Aside from Ext filesystems, NTFS and FAT filesystems are frequently employed in Windows environments or external data storage (e.g. USBs). Although they share some similarities, understanding the differences is key for a successful file recovery.

- **Metadata Handling**:  
  Ext uses **inodes** to store file metadata separately from directory entries. In contrast, **NTFS** stores metadata in the **Master File Table (MFT)**, with each file represented as a record. **FAT**, being simpler, uses a **File Allocation Table** and directory entries that contain both metadata and file location info.

- **File Deletion Behavior**:  
  In **Ext**, when a file is deleted, its directory entry and inode may persist until overwritten, which aids data recovery. **NTFS** marks MFT entries as deleted but often retains significant metadata. **FAT** simply marks the first character of the filename as deleted and updates the FAT chain.

- **Journaling**:  
  **Ext3/4** and **NTFS** are journaling filesystems, enhancing data integrity but sometimes complicating recovery due to overwrites. **FAT** lacks journaling, making it more vulnerable to corruption but also leaving raw data more directly accessible for carving.

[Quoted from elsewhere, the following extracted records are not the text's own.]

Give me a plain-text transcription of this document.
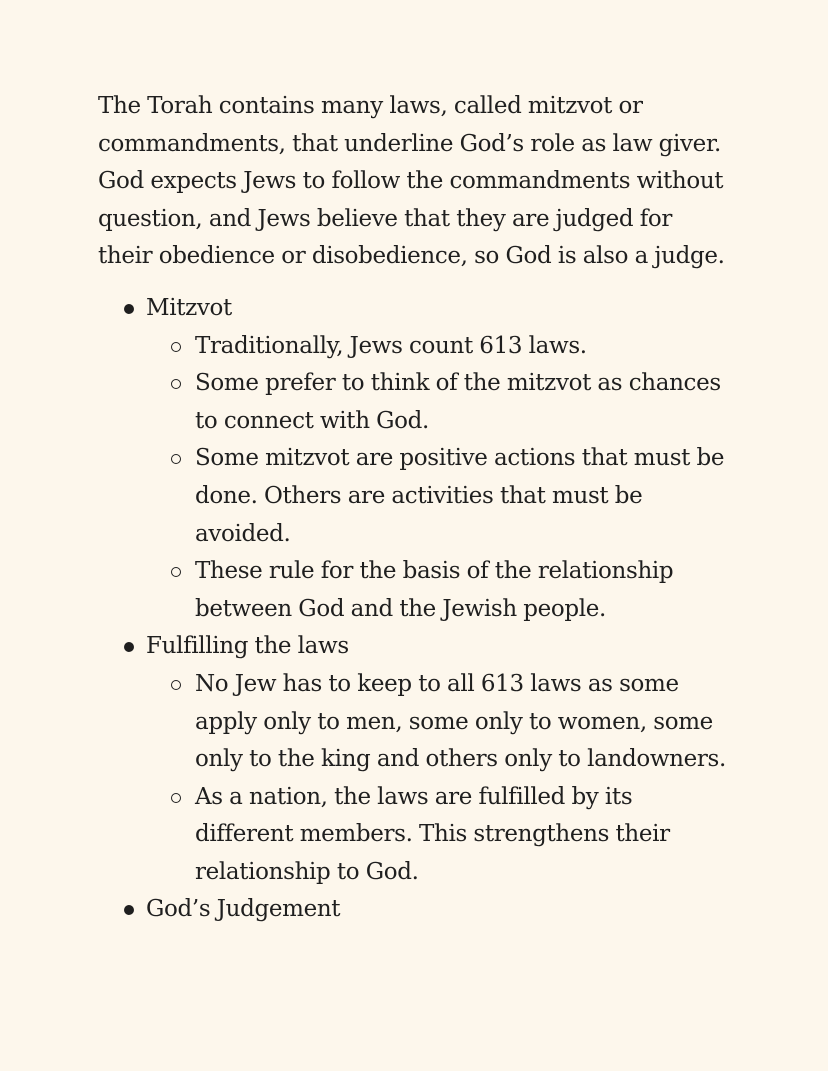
The Torah contains many laws, called mitzvot or commandments, that underline God’s role as law giver. God expects Jews to follow the commandments without question, and Jews believe that they are judged for their obedience or disobedience, so God is also a judge.

Mitzvot
Traditionally, Jews count 613 laws.
Some prefer to think of the mitzvot as chances to connect with God.
Some mitzvot are positive actions that must be done. Others are activities that must be avoided.
These rule for the basis of the relationship between God and the Jewish people.
Fulfilling the laws
No Jew has to keep to all 613 laws as some apply only to men, some only to women, some only to the king and others only to landowners.
As a nation, the laws are fulfilled by its different members. This strengthens their relationship to God.
God’s Judgement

- **File Name and Path Storage**:  
  Ext separates names (in directory entries) from inodes, while NTFS stores file name attributes directly within MFT records. FAT embeds the file name directly in the directory entry.
___

## Exercise 01: perform a forensic disk imaging
When in possess of a digital forensic device (e.g. an hard disk, USB drive, internal SSD...), the first crucial step is to perform a copy of it as to avoid any accidental modification of the original.

This process is called **disk imaging** and abides the following principles:
1. the copy is an exact duplicate of the original device
2. the original device remains unaltered by the process

To avoid that unwanted (or intentional!) modifications are introduced during subsequent procedures, it is important to keep track of the **hash signature** of the original device. This step has to be performed during the first acquisition of the digital media.